Corat marut persepakbolaan nasional bagaikan benang kusut. Kompetisi tertinggi sepakbola Indonesia semakin berantakan. Di era kepemimpinan Nurdin Halid muncul liga tandingan LPI yang menjanjikan membawa angin segar perubahan persepakbolaan nasional.
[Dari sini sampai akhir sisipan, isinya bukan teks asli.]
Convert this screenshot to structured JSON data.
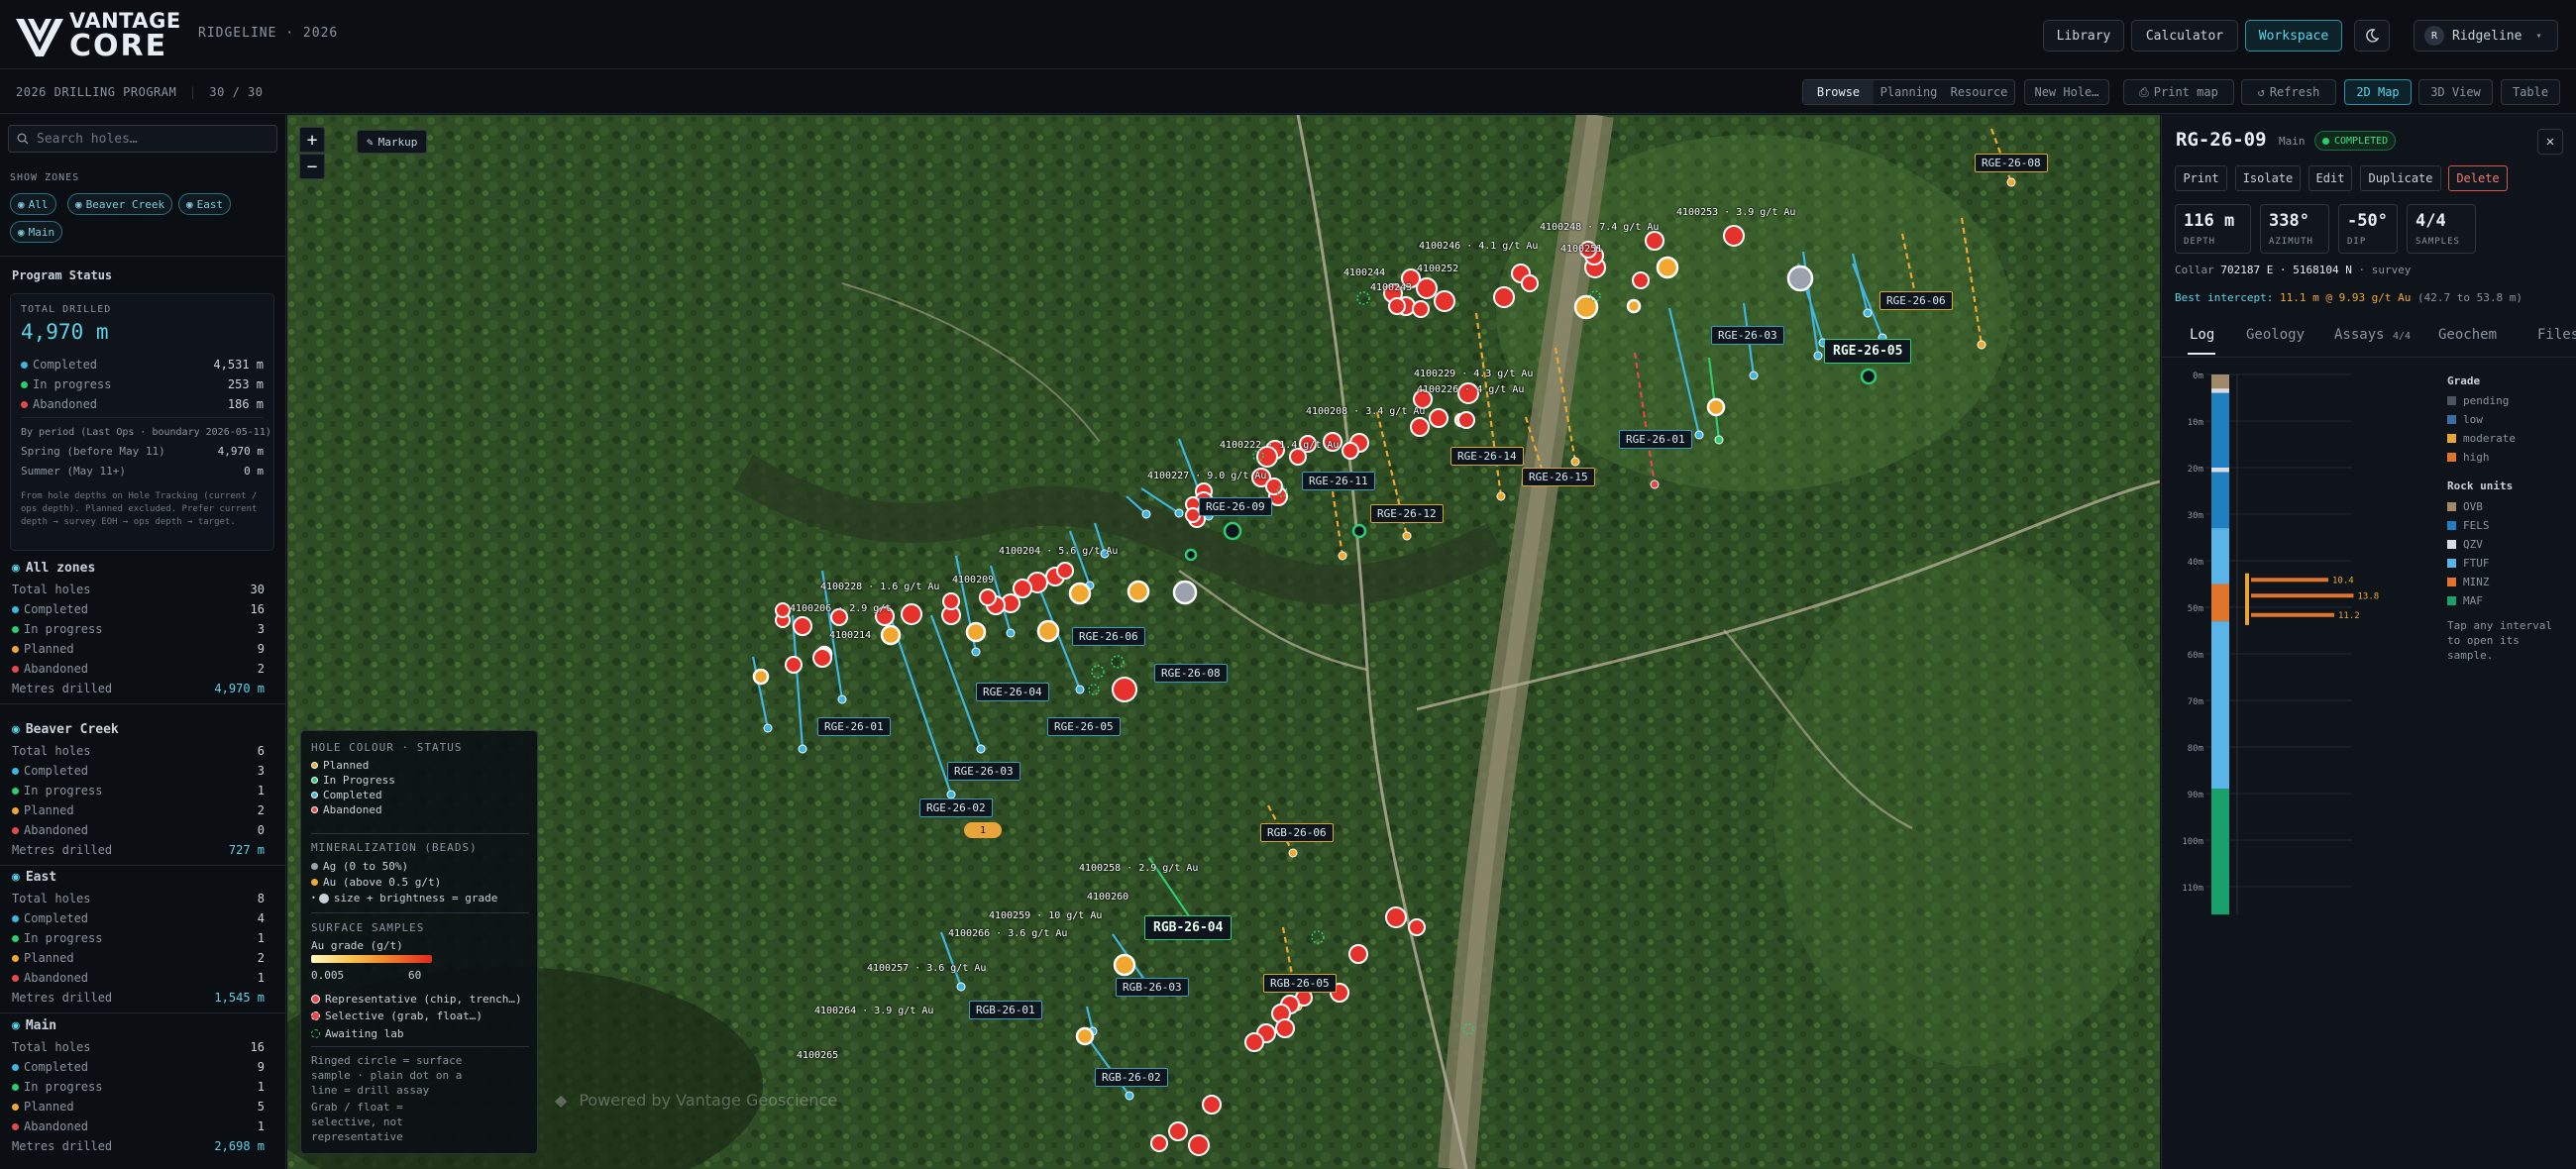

Setelah Nurdin Halid terguling, muncul nama Djohar Arifin yang diharapkan mampu membawa perubahan besar. Namun apa lacur, di bawah kepemimpinan Johar, profesionalitasnya perlu dipertanyakan bahkan tak lebih baik dari pendahulunya Nurdin Halid. Kebijakan-kebijakannya terbilang aneh mulai dari penggantian nama liga dari ISL menjadi IPL (LPI) termasuk badan hukumnya, jumlah klub peserta kompetisi hingga jadwal pertandingan. Di tangan Djohar Arifin PSSI seperti boneka yang mengakomodir kepentingan oknum tertentu.
Anggapan kompetisi menjadi ladang bisnis tak sepenuhnya salah bahkan klub-klub peserta kompetisi diharuskan setor keuntungan dari penjualan tiket laga kandang sebesar 10%. Di saat klub mati-matian mencari dana sponsor karena tak lagi didukung APBD, kini malah dipalak. Kalau sudah begini dan begini terus harapan memajukan sepakbola nasional tinggal mimpi. Profesionalitas pengurus LPI menjadi tanda tanya besar, seperti logo baru LPI.